The author is the director of the China Institute of the JoongAng Ilbo.
 
The power contest between the United States and China is in full swing. The United States is uniting allies while China emphasizes its 108 partners. What is noteworthy is that China is not necessarily defensive. It is offensive at the same time. Chinese President Xi Jinping’s address marking the centennial of the Chinese Communist Party on July 1 is a typical example.

He warned that “Foreign powers harassing China will have their heads cracked and bleeding,” and China will “be builders of world peace, advocates for global development and guardians of the international order.”
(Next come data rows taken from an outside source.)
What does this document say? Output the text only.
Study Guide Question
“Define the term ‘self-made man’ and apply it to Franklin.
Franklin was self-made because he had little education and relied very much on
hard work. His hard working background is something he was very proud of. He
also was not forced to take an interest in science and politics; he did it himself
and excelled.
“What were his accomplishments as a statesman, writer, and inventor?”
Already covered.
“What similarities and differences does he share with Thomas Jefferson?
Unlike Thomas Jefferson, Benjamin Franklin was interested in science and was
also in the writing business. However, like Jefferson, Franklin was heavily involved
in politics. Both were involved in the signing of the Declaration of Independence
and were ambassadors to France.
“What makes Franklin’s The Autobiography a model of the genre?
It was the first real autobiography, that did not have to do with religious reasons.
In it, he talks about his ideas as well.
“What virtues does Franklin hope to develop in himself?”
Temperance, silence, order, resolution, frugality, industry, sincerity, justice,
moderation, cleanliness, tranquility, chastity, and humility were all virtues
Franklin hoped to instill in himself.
The speech revealed China’s ambition to replace the United States and lead the world. The spirit is admirable, but how was it received? We need to look at a result Pew Research Center survey released on June 30.

In a survey of 18,850 people in 17 developed countries, unfavorable feelings toward China were at the highest point ever. Nearly 70 percent of respondents were negative about China, and the country that showed the most antagonism was Japan, with 88 percent saying they dislike China, followed by Sweden (80 percent), Australia (78 percent), Korea (77 percent) and the United States (76 percent). In 2015, 37 percent of Korean respondents said they disliked China, but in six years, it has more than doubled.
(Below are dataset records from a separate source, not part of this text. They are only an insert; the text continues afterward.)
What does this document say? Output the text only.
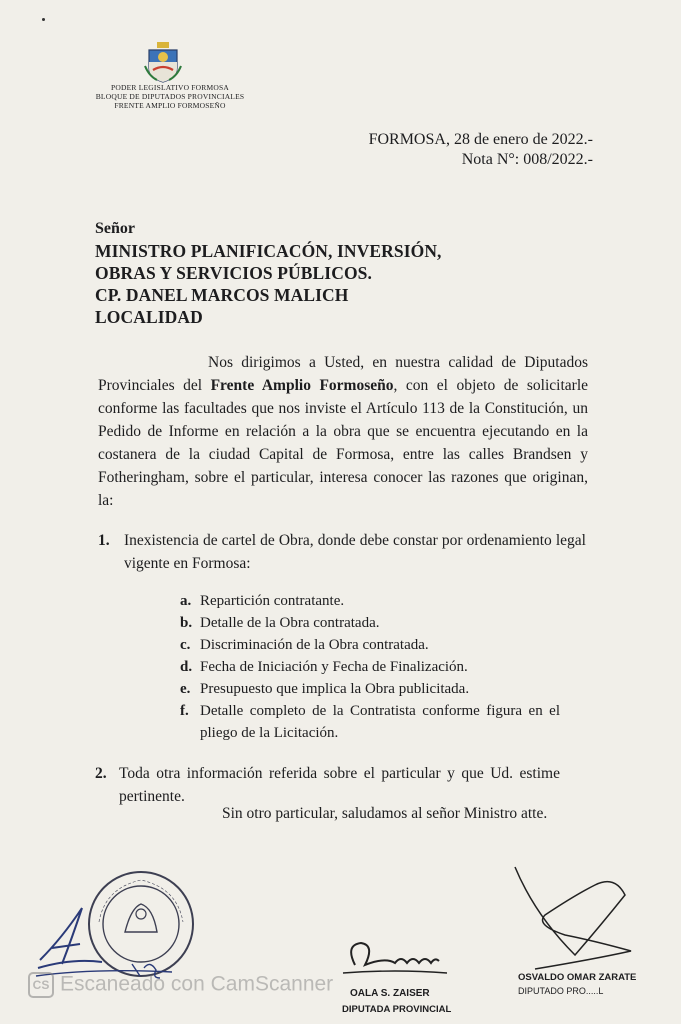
PODER LEGISLATIVO FORMOSA
BLOQUE DE DIPUTADOS PROVINCIALES
FRENTE AMPLIO FORMOSEÑO
FORMOSA, 28 de enero de 2022.-
Nota N°: 008/2022.-
Señor
MINISTRO PLANIFICACÓN, INVERSIÓN,
OBRAS Y SERVICIOS PÚBLICOS.
CP. DANEL MARCOS MALICH
LOCALIDAD
Nos dirigimos a Usted, en nuestra calidad de Diputados Provinciales del Frente Amplio Formoseño, con el objeto de solicitarle conforme las facultades que nos inviste el Artículo 113 de la Constitución, un Pedido de Informe en relación a la obra que se encuentra ejecutando en la costanera de la ciudad Capital de Formosa, entre las calles Brandsen y Fotheringham, sobre el particular, interesa conocer las razones que originan, la:
1. Inexistencia de cartel de Obra, donde debe constar por ordenamiento legal vigente en Formosa:
a. Repartición contratante.
b. Detalle de la Obra contratada.
c. Discriminación de la Obra contratada.
d. Fecha de Iniciación y Fecha de Finalización.
e. Presupuesto que implica la Obra publicitada.
f. Detalle completo de la Contratista conforme figura en el pliego de la Licitación.
2. Toda otra información referida sobre el particular y que Ud. estime pertinente.
Sin otro particular, saludamos al señor Ministro atte.
OALA S. ZAISER
DIPUTADA PROVINCIAL
OSVALDO OMAR ZARATE
DIPUTADO PRO.....L
CS Escaneado con CamScanner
The negative perception of Xi was even stronger. In 14 out of 17 countries, Xi had a worse reputation than China. Japan and Sweden tied with 86 percent, followed by Korea with 84 percent. China’s Thaad retaliation, which began in 2016, and its claim to be the origin of both kimchi and hanbok, contributed to the growing negative perception.
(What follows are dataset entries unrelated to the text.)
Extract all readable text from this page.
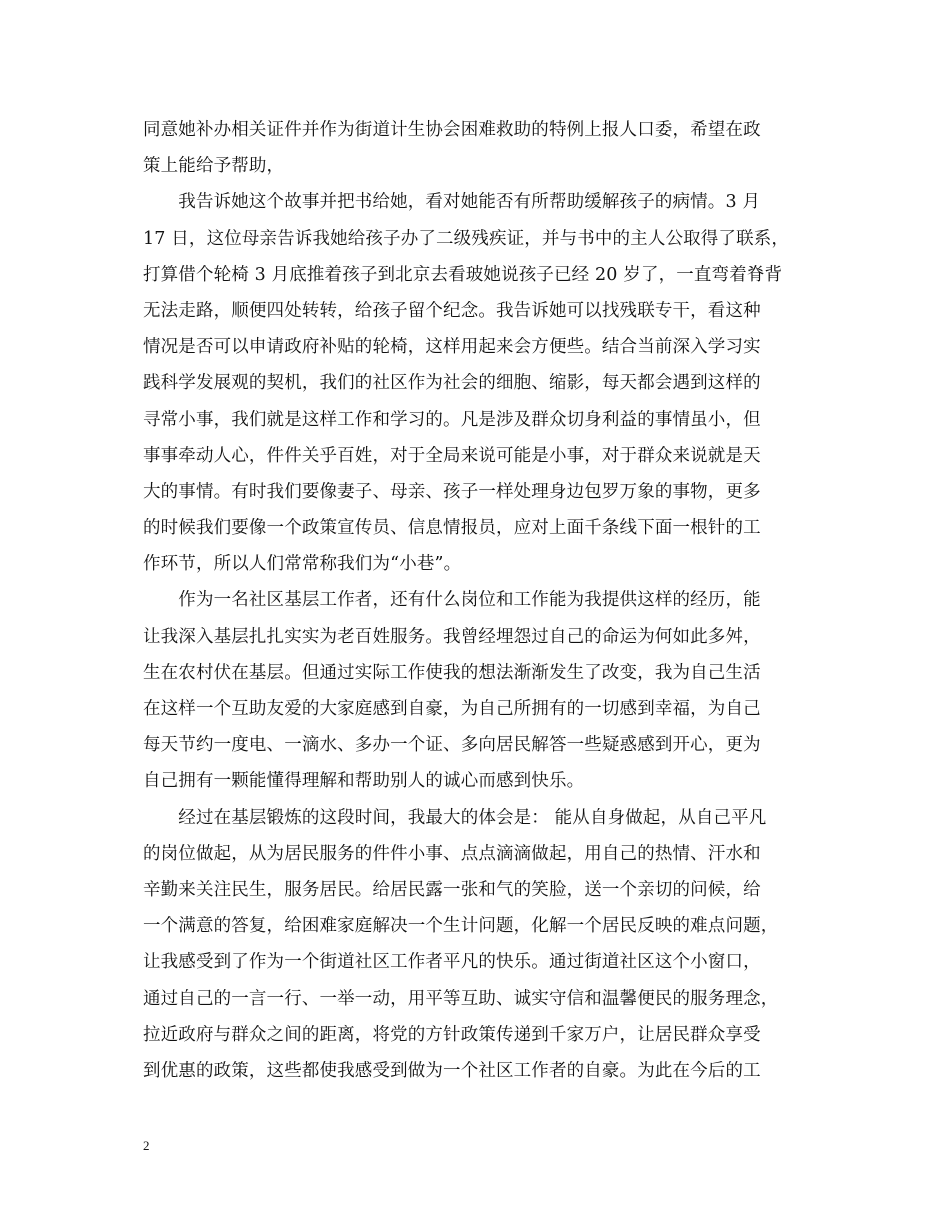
同意她补办相关证件并作为街道计生协会困难救助的特例上报人口委，希望在政
策上能给予帮助，
　　我告诉她这个故事并把书给她，看对她能否有所帮助缓解孩子的病情。3 月
17 日，这位母亲告诉我她给孩子办了二级残疾证，并与书中的主人公取得了联系，
打算借个轮椅 3 月底推着孩子到北京去看玻她说孩子已经 20 岁了，一直弯着脊背
无法走路，顺便四处转转，给孩子留个纪念。我告诉她可以找残联专干，看这种
情况是否可以申请政府补贴的轮椅，这样用起来会方便些。结合当前深入学习实
践科学发展观的契机，我们的社区作为社会的细胞、缩影，每天都会遇到这样的
寻常小事，我们就是这样工作和学习的。凡是涉及群众切身利益的事情虽小，但
事事牵动人心，件件关乎百姓，对于全局来说可能是小事，对于群众来说就是天
大的事情。有时我们要像妻子、母亲、孩子一样处理身边包罗万象的事物，更多
的时候我们要像一个政策宣传员、信息情报员，应对上面千条线下面一根针的工
作环节，所以人们常常称我们为“小巷”。
　　作为一名社区基层工作者，还有什么岗位和工作能为我提供这样的经历，能
让我深入基层扎扎实实为老百姓服务。我曾经埋怨过自己的命运为何如此多舛，
生在农村伏在基层。但通过实际工作使我的想法渐渐发生了改变，我为自己生活
在这样一个互助友爱的大家庭感到自豪，为自己所拥有的一切感到幸福，为自己
每天节约一度电、一滴水、多办一个证、多向居民解答一些疑惑感到开心，更为
自己拥有一颗能懂得理解和帮助别人的诚心而感到快乐。
　　经过在基层锻炼的这段时间，我最大的体会是： 能从自身做起，从自己平凡
的岗位做起，从为居民服务的件件小事、点点滴滴做起，用自己的热情、汗水和
辛勤来关注民生，服务居民。给居民露一张和气的笑脸，送一个亲切的问候，给
一个满意的答复，给困难家庭解决一个生计问题，化解一个居民反映的难点问题，
让我感受到了作为一个街道社区工作者平凡的快乐。通过街道社区这个小窗口，
通过自己的一言一行、一举一动，用平等互助、诚实守信和温馨便民的服务理念，
拉近政府与群众之间的距离，将党的方针政策传递到千家万户，让居民群众享受
到优惠的政策，这些都使我感受到做为一个社区工作者的自豪。为此在今后的工
2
When asked who to economically cooperate with between the United States and China, 75 percent of Korean respondents chose the United States. Only 17 percent chose China. In the same survey in 2015, 47 percent preferred China, more than the 39 percent opting for the United States. In a survey on opinons of neighboring countries last month, young Koreans in their 20s and 30s said they dislike China more than Japan.

You need to win the hearts of the people to become the leader of a state. To be the leader of the world, support from each country is essential. Xi wants China to become the “guardian of international order.” But the surveys show otherwise.

China says, “Our friends are getting stronger and growing in number.” Is that really the case? Rather than gaining friends, I am worried that China is becoming isolated.